Estudos epidemiológicos e ensaios clínicos sugerem associação entre atividade física regular e menor risco de declínio cognitivo. No entanto, pesquisadores ouvidos nas reportagens ressaltam que muitos mecanismos ainda são hipotéticos e que grande parte das evidências iniciais vem de modelos animais ou estudos de curto prazo em humanos.

Limites das evidências e heterogeneidade

Embora a correlação entre atividade muscular e benefícios em órgãos‑alvo seja consistente, há incertezas importantes. A tradução desses achados para recomendações clínicas individualizadas exige cautela, pois a magnitude dos efeitos mostra variação conforme protocolo de exercício, características da amostra e metodologia dos estudos.

Em populações envelhecidas com sarcopenia, a redução da massa muscular e da secreção de myokinas pode ser uma via para piora metabólica e fragilidade. Isso reforça a necessidade de intervenções que preservem ou recuperem massa magra ao longo da vida.

Implicações práticas e políticas públicas

De modo prático, programas de prevenção que combinam exercício resistido e aeróbico, orientação nutricional e monitoramento metabólico apresentam melhores resultados sobre glicemia, perfil lipídico e bem‑estar cognitivo. Políticas públicas que incentivem atividade física regular e avaliação da massa muscular podem impactar a carga de doenças crônicas na população.

Especialistas consultados nas matérias destacam, porém, que é preciso ampliar ensaios clínicos longitudinais e estudos que identifiquem quais myokinas são mais relevantes em humanos, em que doses e como interagem com fatores genéticos e ambientais.

Recomendações atuais

Enquanto a ciência avança, orientações seguem alinhadas às diretrizes de saúde: manutenção da massa muscular por meio de exercícios resistidos, prática regular de atividade aeróbica, alimentação adequada e acompanhamento médico para pessoas com risco metabólico.

Há ainda a expectativa de que, no futuro, myokinas possam ser alvo de terapias farmacológicas. Porém, pesquisadores alertam que o estímulo físico continua sendo, até o momento, a forma mais eficiente e segura de modular esses efeitos de maneira sistêmica.

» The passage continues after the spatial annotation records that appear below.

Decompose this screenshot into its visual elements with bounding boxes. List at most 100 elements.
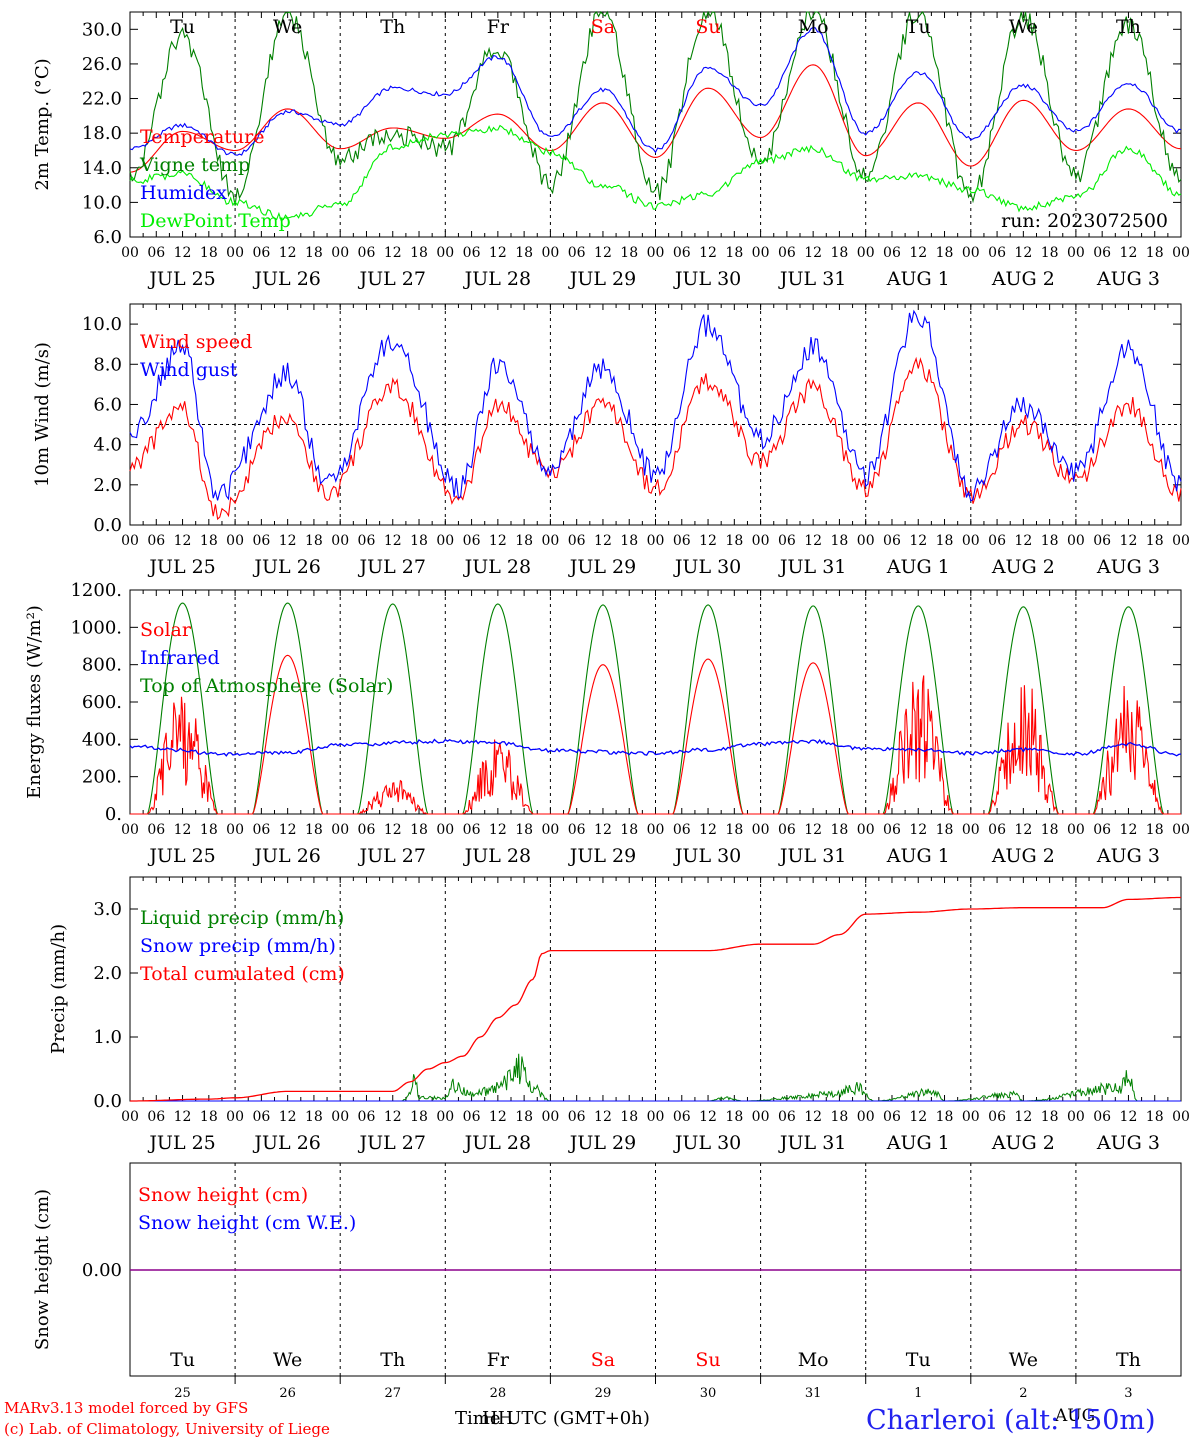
hour-label: 12 [909,245,927,261]
series-line-0 [129,356,1182,521]
hour-label: 12 [489,533,507,549]
hour-label: 18 [305,533,323,549]
hour-label: 12 [279,533,297,549]
panel-5: Tu 25 We 26 Th 27 Fr 28 Sa 29 Su 30 Mo 31 Tu 1 We 2 Th 3 0.0… [32,1162,1182,1401]
y-tick-label: 0.0 [93,1091,122,1112]
hour-label: 00 [857,1109,875,1125]
hour-label: 12 [1120,1109,1138,1125]
date-label: JUL 29 [568,845,636,867]
hour-label: 18 [725,245,743,261]
date-label: JUL 28 [463,1132,531,1154]
legend-total-cumulated-cm-: Total cumulated (cm) [140,963,345,985]
hour-label: 12 [1014,822,1032,838]
y-axis-label: Snow height (cm) [32,1189,53,1350]
day-number-label: 25 [174,1386,191,1401]
date-label: AUG 1 [886,268,950,290]
legend-liquid-precip-mm-h-: Liquid precip (mm/h) [140,907,344,929]
hour-label: 06 [147,245,165,261]
date-label: JUL 28 [463,556,531,578]
hour-label: 00 [331,1109,349,1125]
date-label: JUL 27 [358,1132,426,1154]
hour-label: 18 [200,822,218,838]
hour-label: 12 [594,822,612,838]
date-label: JUL 27 [358,556,426,578]
weekday-label: Tu [906,16,931,38]
date-label: JUL 25 [147,556,215,578]
weekday-label: Tu [170,1349,195,1371]
hour-label: 06 [568,245,586,261]
date-label: JUL 29 [568,268,636,290]
series-line-2 [129,26,1182,156]
hour-label: 06 [883,822,901,838]
date-label: JUL 25 [147,268,215,290]
hour-label: 00 [226,822,244,838]
series-line-total [130,896,1181,1102]
date-label: AUG 3 [1096,556,1160,578]
hour-label: 00 [541,533,559,549]
hour-label: 18 [200,533,218,549]
hour-label: 12 [489,822,507,838]
hour-label: 00 [647,822,665,838]
hour-label: 00 [1172,245,1190,261]
day-number-label: 29 [595,1386,612,1401]
hour-label: 06 [673,822,691,838]
hour-label: 12 [1014,1109,1032,1125]
date-label: JUL 31 [778,268,846,290]
hour-label: 18 [515,822,533,838]
hour-label: 12 [804,822,822,838]
series-line-infrared [129,738,1182,757]
hour-label: 18 [725,1109,743,1125]
hour-label: 18 [1146,822,1164,838]
date-label: JUL 30 [673,268,741,290]
hour-label: 18 [305,245,323,261]
y-axis-label: Energy fluxes (W/m²) [24,605,45,799]
hour-label: 00 [647,1109,665,1125]
weekday-label: Tu [906,1349,931,1371]
hour-label: 00 [647,533,665,549]
date-label: JUL 27 [358,268,426,290]
hour-label: 18 [725,533,743,549]
hour-label: 18 [620,533,638,549]
hour-label: 06 [252,533,270,549]
hour-label: 12 [804,533,822,549]
y-tick-label: 30.0 [82,19,122,40]
hour-label: 00 [1067,245,1085,261]
weekday-label: We [1009,1349,1038,1371]
hour-label: 18 [936,822,954,838]
hour-label: 18 [936,245,954,261]
day-number-label: 31 [805,1386,822,1401]
hour-label: 06 [778,533,796,549]
weekday-label: Fr [487,1349,510,1371]
hour-label: 06 [147,822,165,838]
date-label: AUG 1 [886,845,950,867]
station-label: Charleroi (alt: 150m) [866,1405,1156,1436]
panel-2: 00 06 12 18 JUL 25 00 06 12 18 JUL 26 00 06 12 18 JUL … [32,303,1190,578]
hour-label: 12 [279,245,297,261]
date-label: AUG 2 [991,556,1055,578]
hour-label: 18 [620,822,638,838]
date-label: AUG 2 [991,268,1055,290]
hour-label: 18 [1146,533,1164,549]
y-tick-label: 26.0 [82,54,122,75]
date-label: AUG 1 [886,556,950,578]
hour-label: 12 [804,1109,822,1125]
hour-label: 18 [1041,1109,1059,1125]
y-tick-label: 2.0 [93,475,122,496]
hour-label: 06 [463,822,481,838]
panel-frame [129,303,1182,526]
hour-label: 18 [620,245,638,261]
hour-label: 18 [1146,1109,1164,1125]
hour-label: 06 [568,1109,586,1125]
weekday-label: Fr [487,16,510,38]
hour-label: 00 [331,533,349,549]
hour-label: 00 [121,533,139,549]
hour-label: 12 [594,533,612,549]
hour-label: 18 [1041,245,1059,261]
hour-label: 18 [725,822,743,838]
legend-temperature: Temperature [140,126,264,148]
y-tick-label: 10.0 [82,192,122,213]
hour-label: 12 [804,245,822,261]
hour-label: 12 [174,245,192,261]
hour-label: 00 [436,822,454,838]
y-tick-label: 2.0 [93,963,122,984]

Fechamento e projeção futura

O estado atual da pesquisa revela um panorama promissor: a musculatura é mais do que força e movimento — é um regulador sistêmico na comunicação entre órgãos. Estudos futuros, especialmente ensaios humanos de longa duração e revisões sistemáticas, serão decisivos para traduzir esses achados em intervenções clínicas e políticas de saúde pública.

Conteúdo verificado e editado pela Redação do Noticioso360, com base em fontes jornalísticas verificadas.

Fontes

Analistas apontam que a consolidação dessas evidências pode redefinir estratégias de prevenção em saúde nas próximas décadas.